How natural is farming, anyway?

Today I helped to tie up tomatoes and cucumbers, and prune them. This involves removing leaves and budding fruit to maximise yield and quality.

Tomatoes would normally go all over the ground, and the weight of the fruit bends the stem over until the fruit touches the ground and then goes rotten to release the seeds. But we don't want that - we want delicious, not-mouldy fruit!

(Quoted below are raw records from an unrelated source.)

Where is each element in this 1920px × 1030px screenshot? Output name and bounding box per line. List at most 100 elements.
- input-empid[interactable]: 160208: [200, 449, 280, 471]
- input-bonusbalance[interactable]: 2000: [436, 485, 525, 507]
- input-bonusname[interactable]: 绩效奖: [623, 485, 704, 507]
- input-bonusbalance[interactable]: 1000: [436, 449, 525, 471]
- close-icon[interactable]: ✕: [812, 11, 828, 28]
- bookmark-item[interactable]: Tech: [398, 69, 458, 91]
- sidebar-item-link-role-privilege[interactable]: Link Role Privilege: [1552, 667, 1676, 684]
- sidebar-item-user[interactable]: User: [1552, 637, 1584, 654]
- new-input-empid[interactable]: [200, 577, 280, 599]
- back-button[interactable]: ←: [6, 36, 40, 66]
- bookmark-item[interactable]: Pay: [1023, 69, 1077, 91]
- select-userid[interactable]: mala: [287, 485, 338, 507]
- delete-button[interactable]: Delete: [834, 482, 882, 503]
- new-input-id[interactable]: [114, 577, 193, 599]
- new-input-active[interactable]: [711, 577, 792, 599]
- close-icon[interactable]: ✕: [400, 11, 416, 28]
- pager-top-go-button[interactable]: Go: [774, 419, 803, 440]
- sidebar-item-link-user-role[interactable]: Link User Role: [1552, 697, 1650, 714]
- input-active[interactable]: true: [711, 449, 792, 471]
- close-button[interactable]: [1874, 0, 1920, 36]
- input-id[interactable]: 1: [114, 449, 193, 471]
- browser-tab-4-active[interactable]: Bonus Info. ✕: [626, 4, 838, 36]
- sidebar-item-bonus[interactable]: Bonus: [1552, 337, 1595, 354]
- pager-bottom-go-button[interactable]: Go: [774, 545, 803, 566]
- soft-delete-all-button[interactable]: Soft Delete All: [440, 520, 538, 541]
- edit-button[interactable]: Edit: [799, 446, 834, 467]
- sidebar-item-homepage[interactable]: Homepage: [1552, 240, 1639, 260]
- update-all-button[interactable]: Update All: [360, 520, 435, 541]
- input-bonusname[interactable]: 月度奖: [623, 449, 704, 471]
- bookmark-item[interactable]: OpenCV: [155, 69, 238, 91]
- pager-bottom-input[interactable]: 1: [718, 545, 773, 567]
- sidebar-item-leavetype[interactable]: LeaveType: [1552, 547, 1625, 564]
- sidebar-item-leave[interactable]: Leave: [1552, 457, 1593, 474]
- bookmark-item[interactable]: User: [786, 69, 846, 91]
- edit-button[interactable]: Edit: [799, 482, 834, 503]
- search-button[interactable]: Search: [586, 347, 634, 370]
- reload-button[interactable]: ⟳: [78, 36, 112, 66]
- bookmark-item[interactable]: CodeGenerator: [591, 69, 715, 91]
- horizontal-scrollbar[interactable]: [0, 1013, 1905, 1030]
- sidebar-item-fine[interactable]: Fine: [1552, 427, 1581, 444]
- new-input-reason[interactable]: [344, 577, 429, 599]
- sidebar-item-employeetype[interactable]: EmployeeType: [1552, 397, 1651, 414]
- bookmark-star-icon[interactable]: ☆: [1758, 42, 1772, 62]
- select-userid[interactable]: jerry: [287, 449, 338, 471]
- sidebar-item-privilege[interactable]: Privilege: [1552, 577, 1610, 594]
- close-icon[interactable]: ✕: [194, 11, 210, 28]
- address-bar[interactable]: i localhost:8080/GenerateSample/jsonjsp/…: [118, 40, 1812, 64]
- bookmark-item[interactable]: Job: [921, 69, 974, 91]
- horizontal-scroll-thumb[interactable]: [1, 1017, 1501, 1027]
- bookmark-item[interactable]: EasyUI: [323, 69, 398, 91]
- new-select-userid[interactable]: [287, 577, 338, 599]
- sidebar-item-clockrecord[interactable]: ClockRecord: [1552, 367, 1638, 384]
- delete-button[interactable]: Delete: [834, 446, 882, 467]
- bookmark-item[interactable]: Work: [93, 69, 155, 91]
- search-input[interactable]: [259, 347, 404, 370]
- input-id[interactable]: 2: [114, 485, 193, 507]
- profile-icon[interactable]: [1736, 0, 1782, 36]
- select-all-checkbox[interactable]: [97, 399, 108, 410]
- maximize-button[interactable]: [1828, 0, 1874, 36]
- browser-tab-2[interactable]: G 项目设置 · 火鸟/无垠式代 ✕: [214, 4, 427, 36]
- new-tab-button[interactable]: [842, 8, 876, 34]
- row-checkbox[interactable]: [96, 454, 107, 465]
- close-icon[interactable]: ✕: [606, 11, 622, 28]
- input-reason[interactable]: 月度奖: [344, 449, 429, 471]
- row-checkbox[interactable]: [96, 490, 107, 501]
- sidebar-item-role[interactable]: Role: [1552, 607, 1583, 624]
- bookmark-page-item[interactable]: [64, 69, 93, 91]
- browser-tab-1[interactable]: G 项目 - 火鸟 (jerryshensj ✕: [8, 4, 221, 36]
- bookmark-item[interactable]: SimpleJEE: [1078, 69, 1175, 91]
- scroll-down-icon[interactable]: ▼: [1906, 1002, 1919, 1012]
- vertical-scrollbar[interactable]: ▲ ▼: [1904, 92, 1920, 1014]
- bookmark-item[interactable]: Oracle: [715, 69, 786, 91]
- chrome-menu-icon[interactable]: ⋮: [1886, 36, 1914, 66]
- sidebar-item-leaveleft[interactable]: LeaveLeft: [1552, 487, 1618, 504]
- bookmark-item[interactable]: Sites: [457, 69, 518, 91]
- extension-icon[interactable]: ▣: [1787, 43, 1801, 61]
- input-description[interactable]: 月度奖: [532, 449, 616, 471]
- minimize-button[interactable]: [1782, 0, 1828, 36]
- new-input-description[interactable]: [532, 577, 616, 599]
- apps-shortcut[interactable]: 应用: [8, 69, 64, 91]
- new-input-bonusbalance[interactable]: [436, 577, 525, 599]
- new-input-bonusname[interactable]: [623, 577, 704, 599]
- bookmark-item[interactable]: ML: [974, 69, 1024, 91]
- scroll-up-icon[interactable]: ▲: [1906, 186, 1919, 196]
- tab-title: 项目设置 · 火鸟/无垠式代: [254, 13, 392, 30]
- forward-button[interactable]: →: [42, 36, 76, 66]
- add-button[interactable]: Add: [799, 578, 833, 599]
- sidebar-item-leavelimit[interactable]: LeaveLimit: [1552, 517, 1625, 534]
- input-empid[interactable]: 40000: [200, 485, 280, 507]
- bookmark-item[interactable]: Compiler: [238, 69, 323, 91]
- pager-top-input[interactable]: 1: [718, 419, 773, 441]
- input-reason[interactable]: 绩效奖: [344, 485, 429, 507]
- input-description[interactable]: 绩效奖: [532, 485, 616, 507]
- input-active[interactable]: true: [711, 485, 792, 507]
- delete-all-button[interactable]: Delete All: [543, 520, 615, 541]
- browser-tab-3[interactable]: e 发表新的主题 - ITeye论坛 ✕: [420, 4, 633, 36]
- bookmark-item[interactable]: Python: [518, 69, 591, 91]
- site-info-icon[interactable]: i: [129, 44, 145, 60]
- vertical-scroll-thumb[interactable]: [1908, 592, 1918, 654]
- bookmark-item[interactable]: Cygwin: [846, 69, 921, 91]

It's the level of manipulation that bothers me, somehow. With rhubarb, you stuff it in thr ground, weed a bit, then pull off a few stalks when the plant has established itself. With spinach, you stuff it in the ground (actually unless you're doing aquaponics you do that to most plants at some stage!!), and then just harvest the leaves. But with the tomatoes and cucumbers, we're screening them to exclude cucumber beetles (actually this is a shame because it means we're hand pollinating the tomatoes!), manually pulling them up a string of baler twine (even removing the natural vines from the cucumber as it redirects energy from growing fruit), removing all but the bits we want - pretty much every other cucumber is removed so that the ones left get nice and long...

Growing is an art, but there is a lot of science in there. It feels very manipulative to me, "unnatural" to some degree. Not wild. Am I a wild man? No.. not really (!). In nature there is no mess, everything cycles. Was that the first change, going from hunter-gatherers to farmers, breaking cycles and beginning the journey to motorways, plastic, and muzak?

A permaculture principle seems to be only take what you need. With organic vegetable growing, the focus is still on earning money - taking as much as possible from a set area of land. Doing it in a good way, but still doing the capitalist thing - trying to maximise, within a set of rules.

There were fireflies on Friday last. Bumblebees bumble about. Snakes look confused when excited interns huddle around.